If you have a life-threatening cancer that 95 percent of medical scientists say they have data that indicate they could successfully treat it, would you opt for the treatment even though 5 percent of medical scientists disagree? My guess is most people would opt for the treatment because 95 percent is a high level of confidence and one’s health and survival are at risk.
However, in the analogous situation in which 95 percent of climatologists state they have data and models that prove the earth is warming and humans are significantly contributing to it, only 30 percent to 50 percent (depending on which poll) of Americans agree even though our health and survival are at risk.

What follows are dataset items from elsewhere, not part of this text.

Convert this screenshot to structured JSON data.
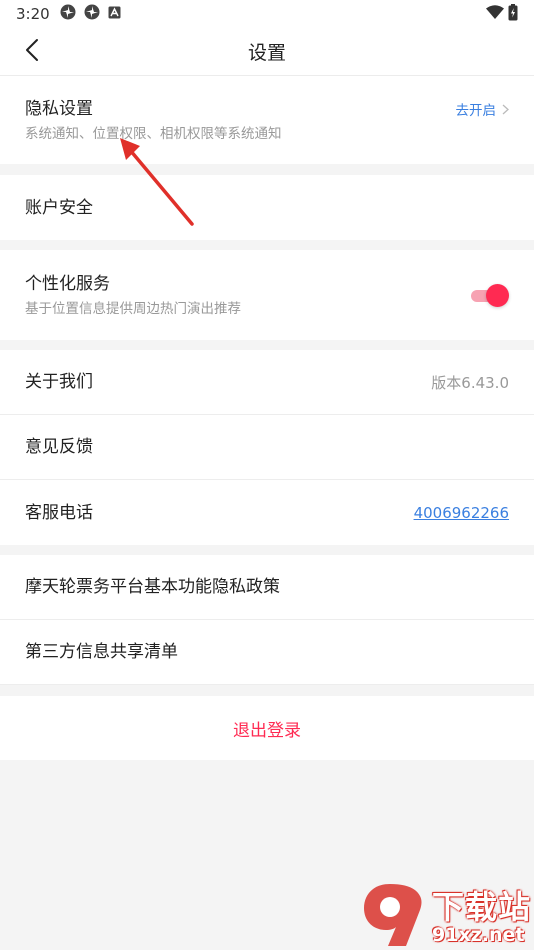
{
  "status_bar": {
    "time": "3:20",
    "left_icons": [
      "pinwheel-icon",
      "pinwheel-icon",
      "app-badge-icon"
    ],
    "right_icons": [
      "wifi-icon",
      "battery-charging-icon"
    ]
  },
  "header": {
    "title": "设置",
    "back_icon": "chevron-left-icon"
  },
  "privacy": {
    "title": "隐私设置",
    "subtitle": "系统通知、位置权限、相机权限等系统通知",
    "action": "去开启"
  },
  "account": {
    "title": "账户安全"
  },
  "personalization": {
    "title": "个性化服务",
    "subtitle": "基于位置信息提供周边热门演出推荐",
    "toggle_on": true
  },
  "about": {
    "title": "关于我们",
    "version": "版本6.43.0"
  },
  "feedback": {
    "title": "意见反馈"
  },
  "support": {
    "title": "客服电话",
    "phone": "4006962266"
  },
  "policy": {
    "title": "摩天轮票务平台基本功能隐私政策"
  },
  "third_party": {
    "title": "第三方信息共享清单"
  },
  "logout": {
    "label": "退出登录"
  },
  "watermark": {
    "title": "下载站",
    "site": "91xz.net"
  },
  "colors": {
    "accent": "#ff2a52",
    "link": "#3a7fe0",
    "annotation": "#e0302a",
    "background": "#f4f4f4"
  }
}
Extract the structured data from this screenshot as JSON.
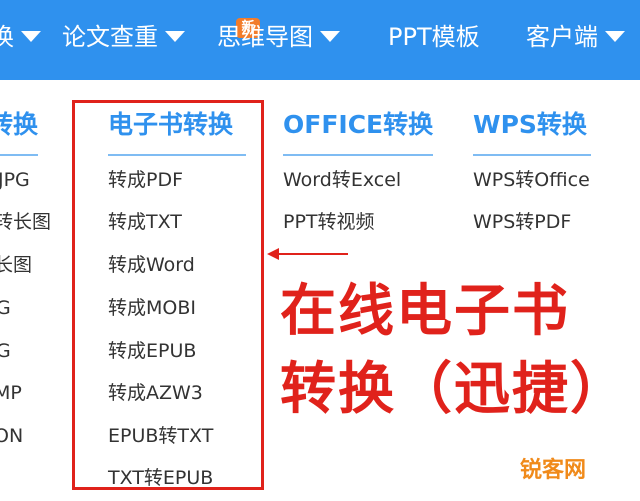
{
  "nav": {
    "items": [
      {
        "label": "换"
      },
      {
        "label": "论文查重"
      },
      {
        "label": "思维导图"
      },
      {
        "label": "PPT模板"
      },
      {
        "label": "客户端"
      }
    ],
    "new_badge": "新"
  },
  "columns": {
    "partial": {
      "title": "转换",
      "links": [
        "JPG",
        "转长图",
        "长图",
        "G",
        "G",
        "MP",
        "ON"
      ]
    },
    "ebook": {
      "title": "电子书转换",
      "links": [
        "转成PDF",
        "转成TXT",
        "转成Word",
        "转成MOBI",
        "转成EPUB",
        "转成AZW3",
        "EPUB转TXT",
        "TXT转EPUB"
      ]
    },
    "office": {
      "title": "OFFICE转换",
      "links": [
        "Word转Excel",
        "PPT转视频"
      ]
    },
    "wps": {
      "title": "WPS转换",
      "links": [
        "WPS转Office",
        "WPS转PDF"
      ]
    }
  },
  "annotation": {
    "line1": "在线电子书",
    "line2": "转换（迅捷）"
  },
  "watermark": "锐客网",
  "colors": {
    "nav_bg": "#2f91ee",
    "accent_blue": "#2f91ee",
    "annotation_red": "#e0221b",
    "badge_orange": "#f27c2b"
  }
}
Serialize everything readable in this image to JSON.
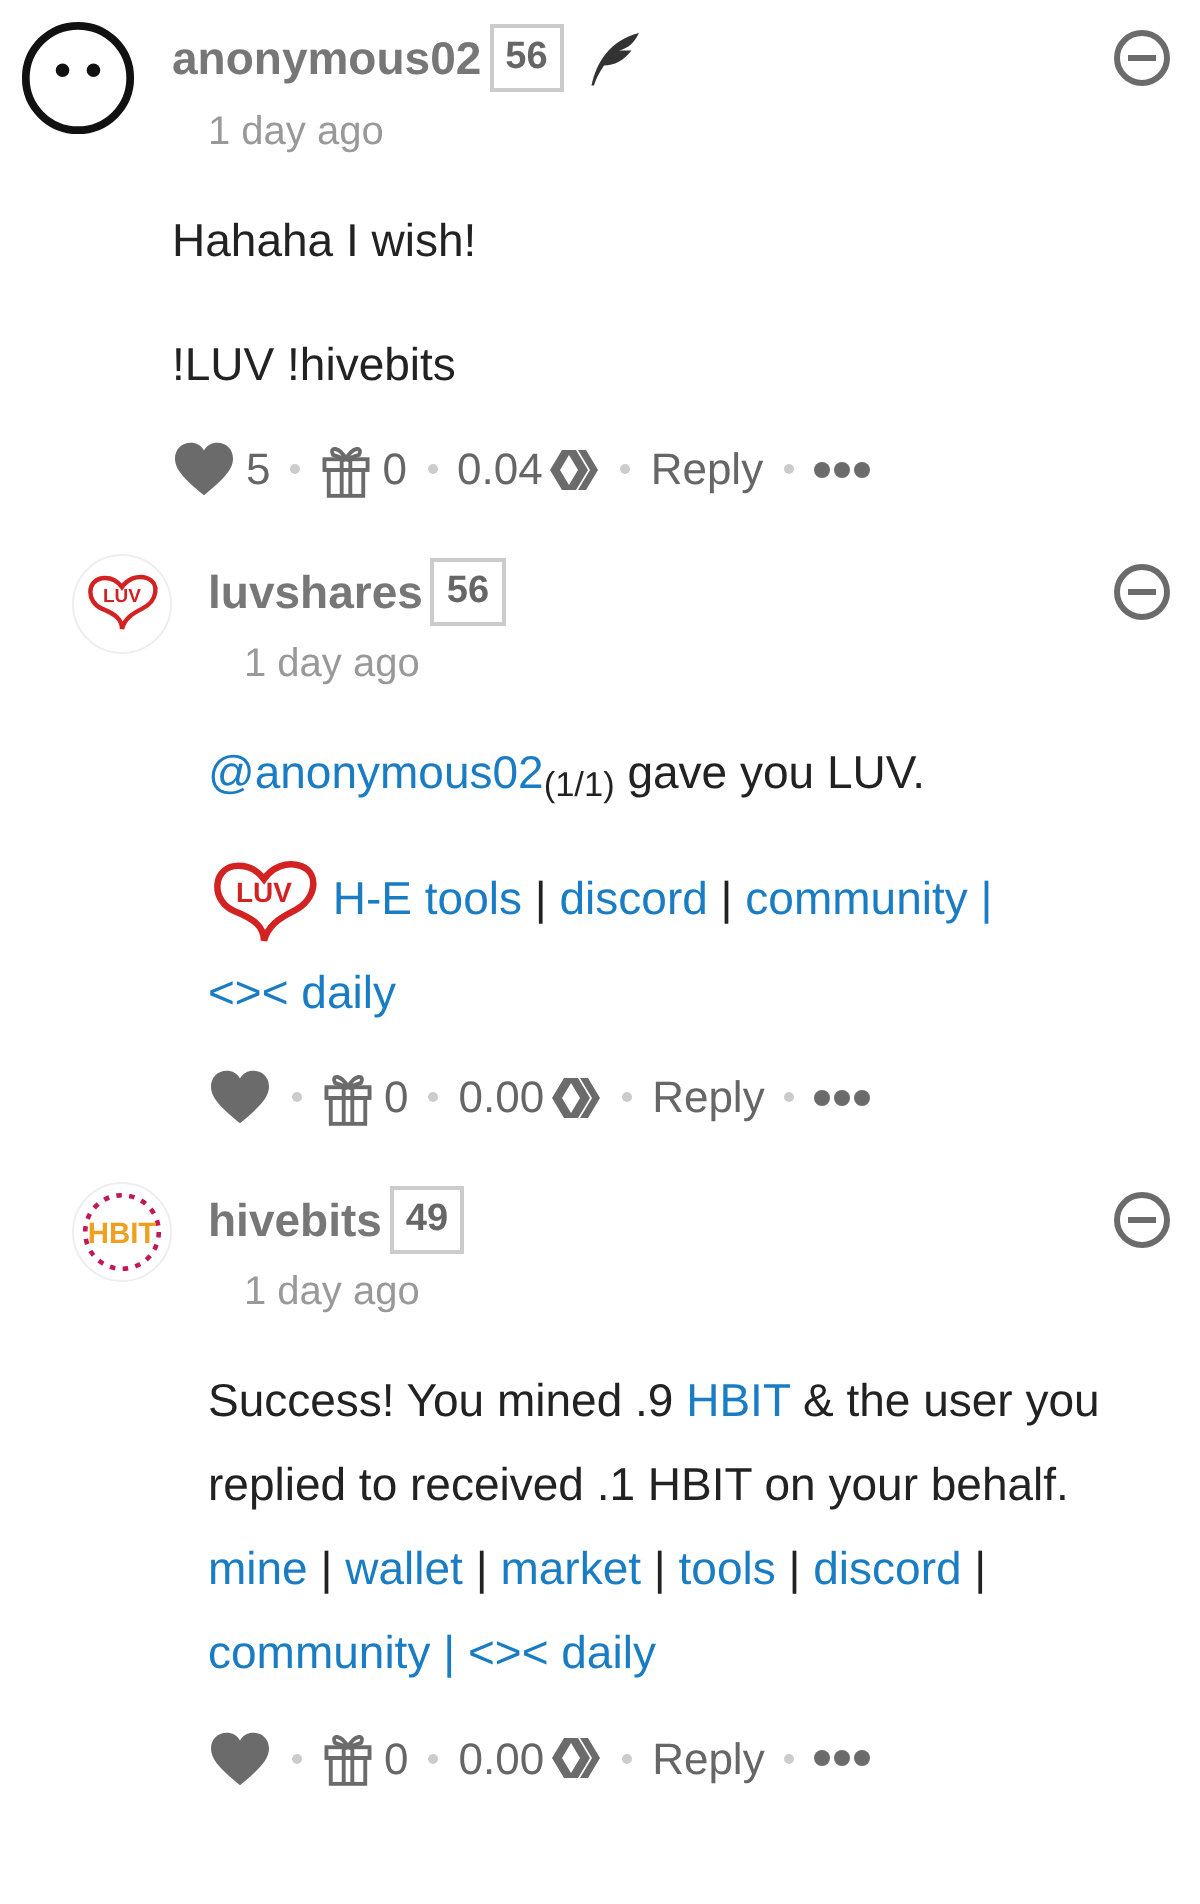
{
  "comments": [
    {
      "avatar": {
        "kind": "face"
      },
      "author": "anonymous02",
      "reputation": "56",
      "feather": true,
      "nested": false,
      "time": "1 day ago",
      "body": [
        [
          {
            "kind": "text",
            "text": "Hahaha I wish!"
          }
        ],
        [
          {
            "kind": "text",
            "text": "!LUV !hivebits"
          }
        ]
      ],
      "actions": {
        "votes": "5",
        "gifts": "0",
        "payout": "0.04",
        "reply": "Reply"
      }
    },
    {
      "avatar": {
        "kind": "luv",
        "label": "LUV"
      },
      "author": "luvshares",
      "reputation": "56",
      "feather": false,
      "nested": true,
      "time": "1 day ago",
      "body": [
        [
          {
            "kind": "link",
            "text": "@anonymous02"
          },
          {
            "kind": "text",
            "text": "$_{(1/1)}$ gave you LUV."
          }
        ],
        [
          {
            "kind": "logo",
            "text": "LUV"
          },
          {
            "kind": "space"
          },
          {
            "kind": "link",
            "text": "H-E tools"
          },
          {
            "kind": "text",
            "text": " | "
          },
          {
            "kind": "link",
            "text": "discord"
          },
          {
            "kind": "text",
            "text": " | "
          },
          {
            "kind": "link",
            "text": "community |"
          },
          {
            "kind": "space"
          },
          {
            "kind": "link",
            "text": "<>< daily"
          }
        ]
      ],
      "actions": {
        "gifts": "0",
        "payout": "0.00",
        "reply": "Reply"
      }
    },
    {
      "avatar": {
        "kind": "hbit",
        "label": "HBIT"
      },
      "author": "hivebits",
      "reputation": "49",
      "feather": false,
      "nested": true,
      "time": "1 day ago",
      "body": [
        [
          {
            "kind": "text",
            "text": "Success! You mined .9 "
          },
          {
            "kind": "link",
            "text": "HBIT"
          },
          {
            "kind": "text",
            "text": " & the user you replied to received .1 HBIT on your behalf. "
          },
          {
            "kind": "link",
            "text": "mine"
          },
          {
            "kind": "text",
            "text": " | "
          },
          {
            "kind": "link",
            "text": "wallet"
          },
          {
            "kind": "text",
            "text": " | "
          },
          {
            "kind": "link",
            "text": "market"
          },
          {
            "kind": "text",
            "text": " | "
          },
          {
            "kind": "link",
            "text": "tools"
          },
          {
            "kind": "text",
            "text": " | "
          },
          {
            "kind": "link",
            "text": "discord"
          },
          {
            "kind": "text",
            "text": " | "
          },
          {
            "kind": "link",
            "text": "community |"
          },
          {
            "kind": "space"
          },
          {
            "kind": "link",
            "text": "<>< daily"
          }
        ]
      ],
      "actions": {
        "gifts": "0",
        "payout": "0.00",
        "reply": "Reply"
      }
    }
  ]
}
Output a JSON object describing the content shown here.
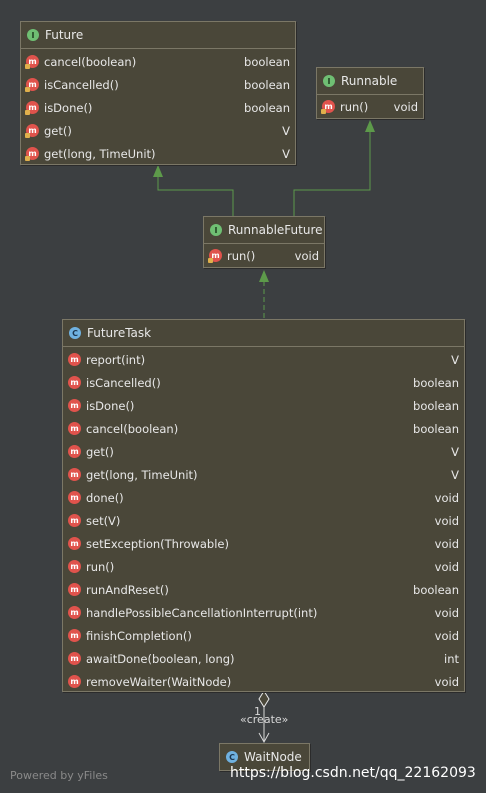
{
  "nodes": {
    "future": {
      "title": "Future",
      "kind_icon": "I",
      "methods": [
        {
          "name": "cancel(boolean)",
          "ret": "boolean"
        },
        {
          "name": "isCancelled()",
          "ret": "boolean"
        },
        {
          "name": "isDone()",
          "ret": "boolean"
        },
        {
          "name": "get()",
          "ret": "V"
        },
        {
          "name": "get(long, TimeUnit)",
          "ret": "V"
        }
      ]
    },
    "runnable": {
      "title": "Runnable",
      "kind_icon": "I",
      "methods": [
        {
          "name": "run()",
          "ret": "void"
        }
      ]
    },
    "runnable_future": {
      "title": "RunnableFuture",
      "kind_icon": "I",
      "methods": [
        {
          "name": "run()",
          "ret": "void"
        }
      ]
    },
    "future_task": {
      "title": "FutureTask",
      "kind_icon": "C",
      "methods": [
        {
          "name": "report(int)",
          "ret": "V"
        },
        {
          "name": "isCancelled()",
          "ret": "boolean"
        },
        {
          "name": "isDone()",
          "ret": "boolean"
        },
        {
          "name": "cancel(boolean)",
          "ret": "boolean"
        },
        {
          "name": "get()",
          "ret": "V"
        },
        {
          "name": "get(long, TimeUnit)",
          "ret": "V"
        },
        {
          "name": "done()",
          "ret": "void"
        },
        {
          "name": "set(V)",
          "ret": "void"
        },
        {
          "name": "setException(Throwable)",
          "ret": "void"
        },
        {
          "name": "run()",
          "ret": "void"
        },
        {
          "name": "runAndReset()",
          "ret": "boolean"
        },
        {
          "name": "handlePossibleCancellationInterrupt(int)",
          "ret": "void"
        },
        {
          "name": "finishCompletion()",
          "ret": "void"
        },
        {
          "name": "awaitDone(boolean, long)",
          "ret": "int"
        },
        {
          "name": "removeWaiter(WaitNode)",
          "ret": "void"
        }
      ]
    },
    "wait_node": {
      "title": "WaitNode",
      "kind_icon": "C"
    }
  },
  "edge_labels": {
    "multiplicity": "1",
    "stereotype": "«create»"
  },
  "method_icon_letter": "m",
  "footer": "Powered by yFiles",
  "watermark": "https://blog.csdn.net/qq_22162093",
  "colors": {
    "background": "#3c3f41",
    "node_fill": "#4a4739",
    "node_border": "#7b7766",
    "generalization_edge": "#5d9a4a",
    "method_icon": "#e0534c",
    "interface_badge": "#6fbf73",
    "class_badge": "#6fb1e0"
  }
}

Why the disparity with regard to climate change? Likely it’s because of the marketing of doubt by the fossil fuel industry. After all, they make no money if the coal or oil remains in the ground. It’s a repeat of what the tobacco industry did years ago when the science showed smoking causes cancer and tobacco is addictive. Rather than accept the facts and act in the public interest, the industry hired marketing consultants to sell doubt saying, in effect, no one knows for certain the effects of smoking. They were successful at keeping sales up until internal memos were leaked to the public that demonstrated the industry knew the addictive and cancerous impacts of tobacco and lied about it. Now, history is repeating itself, and the marketing consultants are doing for the fossil fuel moguls what they did for tobacco. (See the documentary “Merchants of Doubt” for in-depth coverage.)
Time is running out. Fires, drought, extreme weather, ocean acidification, melting glaciers, water shortages, etc., are costly and should motivate us to demand public officials from local to federal levels act to mitigate global warming while the outcomes are less dire. We need to tax carbon, switch to alternative energy, and be much more energy efficient. The longer we wait the more expensive it will be. It’s a travesty that presidential candidates are denying reality and endangering our future by ignoring this urgent problem.